Otomania.com - Untuk menahan laju impor mobil mewah yang terus melejit, pemerintah berniat menaikan bea masuknya sampai 190 persen.
Artinya harga yang dibayar konsumen nantinya akan tiga kali lipat dari banderol di negara asalnya.
Langkah dari pemeritah dengan menyesuaikan PPh pasal 22 yang menyebutkan mobil mewah akan dikenakan kenaikan menjadi 10 persen, dari sebelumnya sekitar 2,5 persen sampai 7,5 persen.
Menteri Keuangan Sri Mulyani, menjelaskan, ada beberapa instrumen tambahan lain, yang mendukung kebijakan pengendalian impor barang konsumsi, khususnya untuk barang mewah.
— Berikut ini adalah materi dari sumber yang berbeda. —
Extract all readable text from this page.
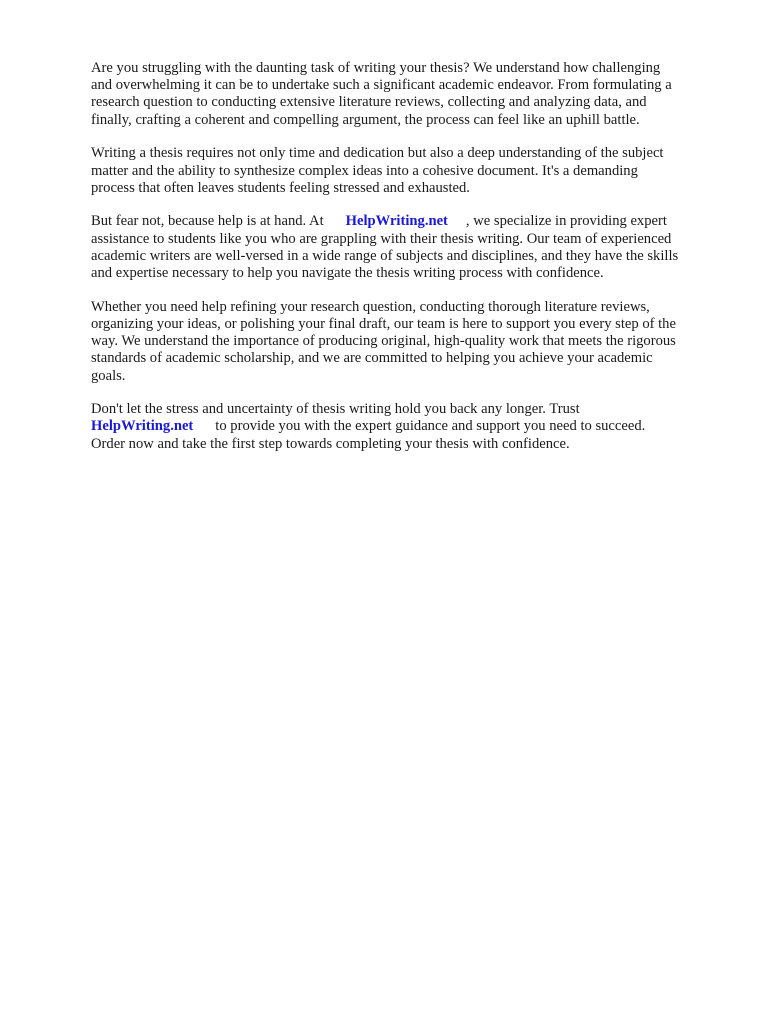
Are you struggling with the daunting task of writing your thesis? We understand how challenging
and overwhelming it can be to undertake such a significant academic endeavor. From formulating a
research question to conducting extensive literature reviews, collecting and analyzing data, and
finally, crafting a coherent and compelling argument, the process can feel like an uphill battle.

Writing a thesis requires not only time and dedication but also a deep understanding of the subject
matter and the ability to synthesize complex ideas into a cohesive document. It's a demanding
process that often leaves students feeling stressed and exhausted.

But fear not, because help is at hand. At HelpWriting.net , we specialize in providing expert
assistance to students like you who are grappling with their thesis writing. Our team of experienced
academic writers are well-versed in a wide range of subjects and disciplines, and they have the skills
and expertise necessary to help you navigate the thesis writing process with confidence.

Whether you need help refining your research question, conducting thorough literature reviews,
organizing your ideas, or polishing your final draft, our team is here to support you every step of the
way. We understand the importance of producing original, high-quality work that meets the rigorous
standards of academic scholarship, and we are committed to helping you achieve your academic
goals.

Don't let the stress and uncertainty of thesis writing hold you back any longer. Trust
HelpWriting.net to provide you with the expert guidance and support you need to succeed.
Order now and take the first step towards completing your thesis with confidence.
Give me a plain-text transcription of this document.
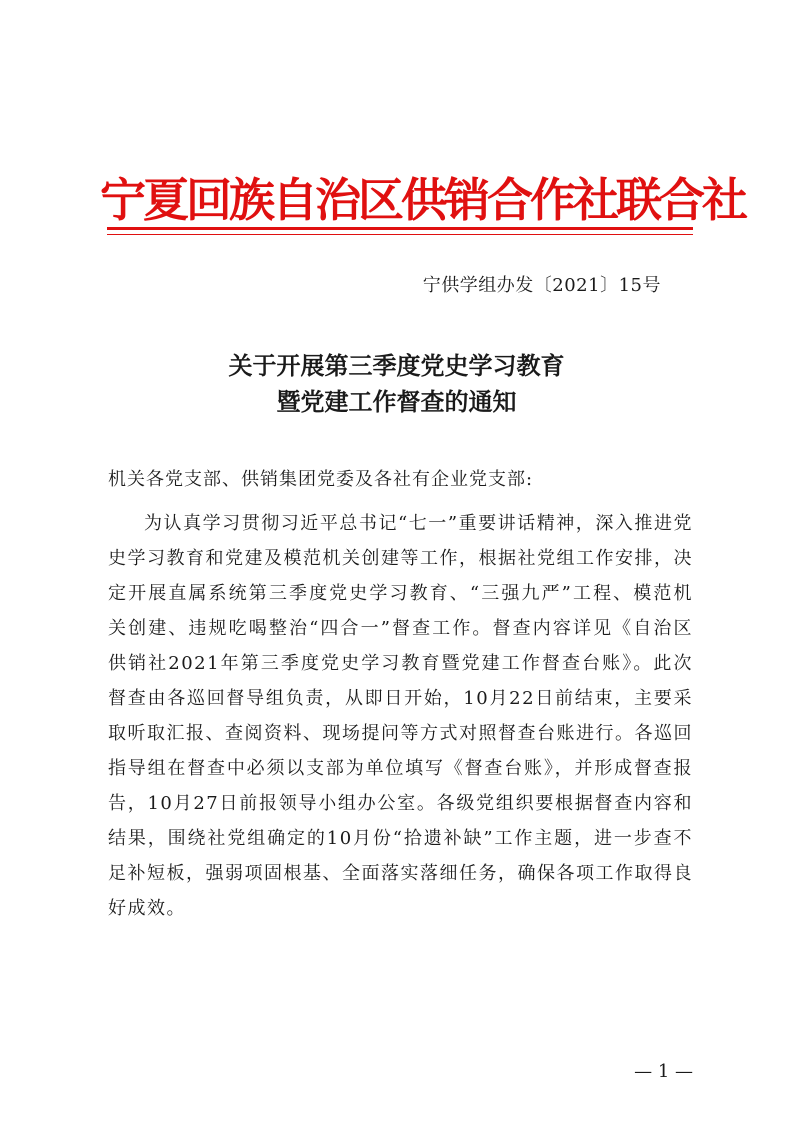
宁夏回族自治区供销合作社联合社
宁供学组办发〔2021〕15号
关于开展第三季度党史学习教育
暨党建工作督查的通知
机关各党支部、供销集团党委及各社有企业党支部:

为认真学习贯彻习近平总书记“七一”重要讲话精神，深入推进党史学习教育和党建及模范机关创建等工作，根据社党组工作安排，决定开展直属系统第三季度党史学习教育、“三强九严”工程、模范机关创建、违规吃喝整治“四合一”督查工作。督查内容详见《自治区供销社2021年第三季度党史学习教育暨党建工作督查台账》。此次督查由各巡回督导组负责，从即日开始，10月22日前结束，主要采取听取汇报、查阅资料、现场提问等方式对照督查台账进行。各巡回指导组在督查中必须以支部为单位填写《督查台账》，并形成督查报告，10月27日前报领导小组办公室。各级党组织要根据督查内容和结果，围绕社党组确定的10月份“拾遗补缺”工作主题，进一步查不足补短板，强弱项固根基、全面落实落细任务，确保各项工作取得良好成效。

— 1 —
Instrumen tersebut diantaranya bea masuk yang dipukul rata sampai 50 persen, di mana sebelumnya berkisar 10 persen sampai 50 persen, lalu ada juga Pajak Pertambahan Nilai (PPn) yang angkanya masih tetap dipertahankan di angka 10 persen.
(BACA JUGA: Dikunjungi, Paus Fransiskus Titip Wejangan Buat Lima Pembalap MotoGP)
Selanjutnya masih ada Pajak Penjualan atas Barang Mewah (PPnBM), antara 10 persen sampai 125 persen.
“Jadi kalau mobil mewah masuk sini, mereka harus membayar 125 persen (PPnBM) ditambah bea masuk 50 persen, PPn 10 persen, ditambah PPh 10 persen, kira-kira hampir dikenakan 190 persen dari harganya,” ujar Sri Mulyani,(5/9/2018).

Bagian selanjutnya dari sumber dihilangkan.